Thanks for the Memory to the Llama Butchers. Some of my thoughts here were first posted as comments there.
I was very sad to learn that the men who did the voices of Tigger and Piglet for many years died over the weekend. I'm especially saddened since I also learned form the butcher Boys that the Narrator, Gopher, Pooh, Mrs. Kanga, Owl, and Rabbit are already gone.
I've come to feel that your childhood truly ends not when you grow old, but when the people who made childhood special die. I was first hit with this when we lost Mel Blanc and Jim Henson. This hit me even harder. I'm almost in tears. What makes it worse is the point well made that most of the recent pablum put out under the Pooh aegis is, well, rot.
And worst of all is what was for me (though not for those in the know) a new and distressing revelation, that of A.A. Milne's role in persecuting PG Wodehouse, as well as the poor relationship between Milne and Christopher Robin Milne. The quote that pierced my heart was this one by the younger Milne: "I shall never get over my dislike of being the 'real live Christopher Robin'"
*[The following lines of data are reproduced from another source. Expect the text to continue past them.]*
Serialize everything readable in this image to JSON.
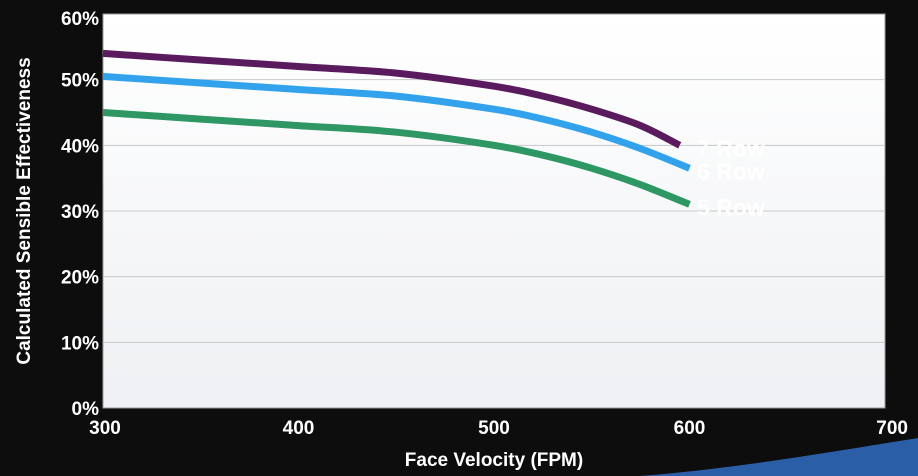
{
  "chart_data": {
    "type": "line",
    "xlabel": "Face Velocity (FPM)",
    "ylabel": "Calculated Sensible Effectiveness",
    "xlim": [
      300,
      700
    ],
    "ylim": [
      0,
      60
    ],
    "x_ticks": [
      300,
      400,
      500,
      600,
      700
    ],
    "x_tick_labels": [
      "300",
      "400",
      "500",
      "600",
      "700"
    ],
    "y_ticks": [
      0,
      10,
      20,
      30,
      40,
      50,
      60
    ],
    "y_tick_labels": [
      "0%",
      "10%",
      "20%",
      "30%",
      "40%",
      "50%",
      "60%"
    ],
    "grid": "horizontal",
    "series": [
      {
        "name": "7 Row",
        "color": "#5a1a5e",
        "x": [
          300,
          350,
          400,
          450,
          500,
          525,
          550,
          575,
          595
        ],
        "y": [
          54,
          53,
          52,
          51,
          49,
          47.5,
          45.5,
          43,
          40
        ]
      },
      {
        "name": "6 Row",
        "color": "#33a2ec",
        "x": [
          300,
          350,
          400,
          450,
          500,
          525,
          550,
          575,
          600
        ],
        "y": [
          50.5,
          49.5,
          48.5,
          47.5,
          45.5,
          44,
          42,
          39.5,
          36.5
        ]
      },
      {
        "name": "5 Row",
        "color": "#2e9764",
        "x": [
          300,
          350,
          400,
          450,
          500,
          525,
          550,
          575,
          600
        ],
        "y": [
          45,
          44,
          43,
          42,
          40,
          38.5,
          36.5,
          34,
          31
        ]
      }
    ]
  }
}
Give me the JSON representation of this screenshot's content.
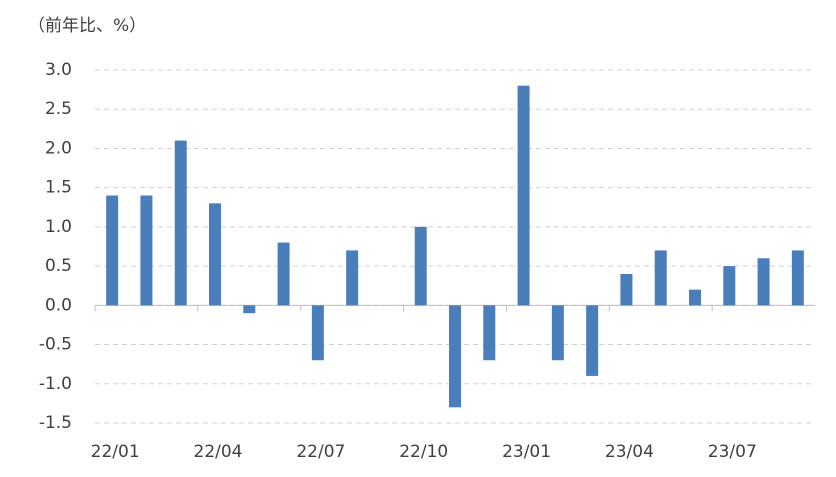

You see, I wanted so much to be, and to a cetain extent was, Christopher Robin. I was a Very Sick Child. An Almost-Died-Several-Times Child. An In-and-Out-of-Hospitals-More-Times-Than-Liz-Taylor-In-and-Out-of-Matrimony Child. And through it all, I had one constant companion, one Samwise to my Fevered Frodo, one friend who stuck closer than a brother: my stuffed Winnie-the-Pooh bear. He accompanied me into every surgery prep, and waited for me in every recovery room. He was there for me to hug, and to cry into, he let me practice with a hypodermic needle on him so that I had someone who knew how I felt. I played with him, slept with him, talked to him. When I was stuck inside sick, I would create fantastic adventures for us to go on in the bed that became a life raft on the high seas, a rocket in space, a tank rumbling through Normandy. I kept him close for years, past an age most would consider normal, but the bond was hard to explain andf harder to break. He eventually became so loved, so worn, that his eyes, throat and parts of his arms had been replaced with mismatched cloth, his nose with a button, and his fabric, in the end, so worn that it couldn't hold a stitch. In short, he was my velveteeen rabbit. I still have him, unreparable, sealed in a ziplock back and kept in a box of keepsakes.
He was a silly old bear. But he was loyal, and patient, and he was my partner in expeditions through my own "Hundred Acre Wood".
UPDATE:
I really should have mentioned Dr. Seuss, but while his death is arguably the most remembered of all those I've mentioned, he never had the emotional impact on me that the others did. I enjoyed Cat-in-the-Hat. I lived for Muppets, Pooh, and Looney Tunes. Also, I'll add a couple of extra happy memories, just to make up for the tears.
The Feared Redhead and I met over the phone, long distance, introduced by mutual friends. We had been conversing on the phone for months and had long since fallen in love before we ever met in person, at Minneapolis-St. Paul International. We needed to have a way of identifying each other, so, based on my story of growing up with Pooh, and her feisty redheadedness, we exchanged gifts -- a stuffed pooh from her to me, a stuffed Tigger from me to her.
We have gone to great lengths to deck The Lad out in Winniebilia -- Classic Pooh in particular. Crib sheets, stroller, all sorts of knicknacks. But the coup de grace happened this weekend when, at a garage sale, I found as boxed set of Winnie the Pooh, House at Pooh Corner, When We Were Very Young, and Now We Are Six, all in excellent condition, all for four dollars.